Im Licht der Laternen fahren sie weiter die Straße entlang.

        Als sie am Pinares-Platz im Stadtteil Gros ankommen, wird seine Frau unruhig:

        — Halt an! Der da war's! Halt an!

        Da sitzt ein Jugendlicher an der Bushaltestelle, raucht eine Zigarette.

        Er schaltet einen Gang runter.

        — Was?

        — Der da war's!

        — Wie soll der es denn sein? Wir haben den anderen vor drei Minuten in Amara zurückgelassen. Er kann unmöglich schneller sein, als ein Auto.
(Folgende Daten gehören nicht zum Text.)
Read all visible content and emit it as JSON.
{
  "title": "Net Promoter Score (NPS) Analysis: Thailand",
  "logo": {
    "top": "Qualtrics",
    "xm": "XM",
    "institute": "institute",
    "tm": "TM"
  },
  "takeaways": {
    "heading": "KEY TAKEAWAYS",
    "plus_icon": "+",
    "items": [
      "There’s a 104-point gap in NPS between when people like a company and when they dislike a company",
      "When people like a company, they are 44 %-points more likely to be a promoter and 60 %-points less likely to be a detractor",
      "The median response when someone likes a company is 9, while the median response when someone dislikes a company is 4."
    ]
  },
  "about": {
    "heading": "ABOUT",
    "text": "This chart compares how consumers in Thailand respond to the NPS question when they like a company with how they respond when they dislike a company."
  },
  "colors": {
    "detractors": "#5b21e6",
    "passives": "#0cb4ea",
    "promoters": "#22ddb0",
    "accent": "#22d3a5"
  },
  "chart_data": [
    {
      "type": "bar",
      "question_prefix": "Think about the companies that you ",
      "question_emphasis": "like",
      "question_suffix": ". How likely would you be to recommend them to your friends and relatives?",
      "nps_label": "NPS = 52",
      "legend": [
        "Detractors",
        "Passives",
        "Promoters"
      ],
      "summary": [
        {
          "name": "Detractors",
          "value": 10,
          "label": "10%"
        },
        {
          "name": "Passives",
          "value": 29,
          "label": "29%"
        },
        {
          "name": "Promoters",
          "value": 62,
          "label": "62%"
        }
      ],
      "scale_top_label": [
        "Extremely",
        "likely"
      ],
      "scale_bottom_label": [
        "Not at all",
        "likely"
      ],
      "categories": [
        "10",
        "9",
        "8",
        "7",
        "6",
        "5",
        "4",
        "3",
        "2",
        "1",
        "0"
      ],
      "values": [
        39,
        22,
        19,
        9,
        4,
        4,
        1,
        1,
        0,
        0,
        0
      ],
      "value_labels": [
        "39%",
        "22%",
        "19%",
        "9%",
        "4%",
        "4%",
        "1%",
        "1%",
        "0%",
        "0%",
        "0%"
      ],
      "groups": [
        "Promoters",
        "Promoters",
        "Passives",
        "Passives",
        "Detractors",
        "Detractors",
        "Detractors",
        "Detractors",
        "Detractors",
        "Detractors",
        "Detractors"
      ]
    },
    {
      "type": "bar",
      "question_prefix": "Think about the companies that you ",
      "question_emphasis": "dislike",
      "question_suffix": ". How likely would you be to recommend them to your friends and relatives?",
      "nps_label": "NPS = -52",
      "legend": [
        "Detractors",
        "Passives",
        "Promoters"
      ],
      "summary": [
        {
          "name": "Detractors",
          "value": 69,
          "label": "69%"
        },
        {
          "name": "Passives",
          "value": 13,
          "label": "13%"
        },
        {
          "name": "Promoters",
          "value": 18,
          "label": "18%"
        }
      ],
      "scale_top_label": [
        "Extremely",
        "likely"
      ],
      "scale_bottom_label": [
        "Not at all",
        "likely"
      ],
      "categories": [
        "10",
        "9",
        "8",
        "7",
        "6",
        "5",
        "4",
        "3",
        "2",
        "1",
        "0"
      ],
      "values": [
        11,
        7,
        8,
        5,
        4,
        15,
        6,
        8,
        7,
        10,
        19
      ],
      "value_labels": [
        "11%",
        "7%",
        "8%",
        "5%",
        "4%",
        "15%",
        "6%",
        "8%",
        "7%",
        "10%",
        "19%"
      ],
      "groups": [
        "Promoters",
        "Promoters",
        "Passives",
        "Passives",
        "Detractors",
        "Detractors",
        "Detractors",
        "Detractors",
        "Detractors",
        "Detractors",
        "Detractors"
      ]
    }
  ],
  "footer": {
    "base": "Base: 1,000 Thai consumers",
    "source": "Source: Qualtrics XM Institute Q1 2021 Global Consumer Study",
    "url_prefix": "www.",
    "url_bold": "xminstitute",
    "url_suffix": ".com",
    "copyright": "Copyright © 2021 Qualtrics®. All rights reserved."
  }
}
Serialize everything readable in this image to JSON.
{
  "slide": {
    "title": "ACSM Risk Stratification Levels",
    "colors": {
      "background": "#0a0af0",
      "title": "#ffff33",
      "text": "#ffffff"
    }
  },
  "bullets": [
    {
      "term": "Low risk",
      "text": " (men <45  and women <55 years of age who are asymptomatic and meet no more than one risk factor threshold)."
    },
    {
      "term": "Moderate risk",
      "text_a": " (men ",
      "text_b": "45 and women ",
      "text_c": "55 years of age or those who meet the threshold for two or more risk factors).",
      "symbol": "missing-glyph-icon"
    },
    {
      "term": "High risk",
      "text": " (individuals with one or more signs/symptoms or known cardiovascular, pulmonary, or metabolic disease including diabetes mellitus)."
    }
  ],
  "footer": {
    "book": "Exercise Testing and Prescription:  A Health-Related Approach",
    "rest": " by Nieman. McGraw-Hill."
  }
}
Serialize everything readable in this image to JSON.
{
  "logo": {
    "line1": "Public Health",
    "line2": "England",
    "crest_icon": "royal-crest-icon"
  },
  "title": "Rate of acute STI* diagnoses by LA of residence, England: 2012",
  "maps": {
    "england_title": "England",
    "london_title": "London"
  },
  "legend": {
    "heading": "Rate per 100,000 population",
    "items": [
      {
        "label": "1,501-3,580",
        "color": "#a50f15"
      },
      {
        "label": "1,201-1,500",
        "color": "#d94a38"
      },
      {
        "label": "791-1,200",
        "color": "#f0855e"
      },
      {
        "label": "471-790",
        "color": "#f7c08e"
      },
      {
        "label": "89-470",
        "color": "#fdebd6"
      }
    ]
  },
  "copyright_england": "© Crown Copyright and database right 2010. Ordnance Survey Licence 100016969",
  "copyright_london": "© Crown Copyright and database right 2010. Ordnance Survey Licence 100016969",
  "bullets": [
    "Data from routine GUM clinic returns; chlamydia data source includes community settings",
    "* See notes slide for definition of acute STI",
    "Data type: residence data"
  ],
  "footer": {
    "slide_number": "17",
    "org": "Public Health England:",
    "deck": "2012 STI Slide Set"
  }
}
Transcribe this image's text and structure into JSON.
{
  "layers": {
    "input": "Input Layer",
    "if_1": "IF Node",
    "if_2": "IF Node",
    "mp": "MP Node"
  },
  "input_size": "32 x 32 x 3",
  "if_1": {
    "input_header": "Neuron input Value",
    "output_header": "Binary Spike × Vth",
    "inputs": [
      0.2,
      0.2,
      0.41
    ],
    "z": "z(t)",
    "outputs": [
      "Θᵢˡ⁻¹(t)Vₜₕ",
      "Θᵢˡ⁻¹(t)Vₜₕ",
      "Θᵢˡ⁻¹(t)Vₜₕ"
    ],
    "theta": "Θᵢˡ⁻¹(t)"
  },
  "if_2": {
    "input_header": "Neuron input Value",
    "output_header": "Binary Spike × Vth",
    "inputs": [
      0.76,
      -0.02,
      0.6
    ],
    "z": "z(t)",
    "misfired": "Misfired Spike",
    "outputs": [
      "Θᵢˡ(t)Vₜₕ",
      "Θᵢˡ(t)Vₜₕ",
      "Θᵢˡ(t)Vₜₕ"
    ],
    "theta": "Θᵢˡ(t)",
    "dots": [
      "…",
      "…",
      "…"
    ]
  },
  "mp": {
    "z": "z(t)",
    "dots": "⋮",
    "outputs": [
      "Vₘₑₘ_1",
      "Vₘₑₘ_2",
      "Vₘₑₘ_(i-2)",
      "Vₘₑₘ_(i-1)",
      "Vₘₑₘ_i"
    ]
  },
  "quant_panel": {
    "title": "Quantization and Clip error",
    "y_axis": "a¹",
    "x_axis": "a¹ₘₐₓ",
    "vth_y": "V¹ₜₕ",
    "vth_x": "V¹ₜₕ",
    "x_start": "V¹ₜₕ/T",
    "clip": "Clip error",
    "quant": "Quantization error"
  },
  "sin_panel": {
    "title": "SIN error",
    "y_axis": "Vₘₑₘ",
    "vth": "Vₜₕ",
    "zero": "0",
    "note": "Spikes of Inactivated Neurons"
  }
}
Und außerdem wird es nicht so einfach sein, ihn zum Aufstehen zu bringen.

        Seine Frau schweigt.

        Der Mann fährt weiter, langsam, traut sich nicht, zur Seite zu schauen.

        Kein einziges Auto fährt auf den Straßen Mirakruz und Ategorrieta. Sie sind allein.

        Als sie unter der Eisenbahnbrücke Jai Alai durchfahren, sieht seine Frau einen Jugendlichen die Straße hinunter laufen und beginnt gegen die Scheibe zu schlagen und zu schreien.

        — Der da war's! Halt an!

        Er hält nicht an, er schaltet auch nicht runter. Er fährt weiter auf der einsamen Straße.

        Der Mann weiß, dass er die Worte seiner Frau noch mehr als einmal wird hören müssen, bevor sie zu Hause ankommen.

        Erneut erinnert er sich daran, wie schwach und ängstlich er als Kind war. Und ihm ist zum Weinen.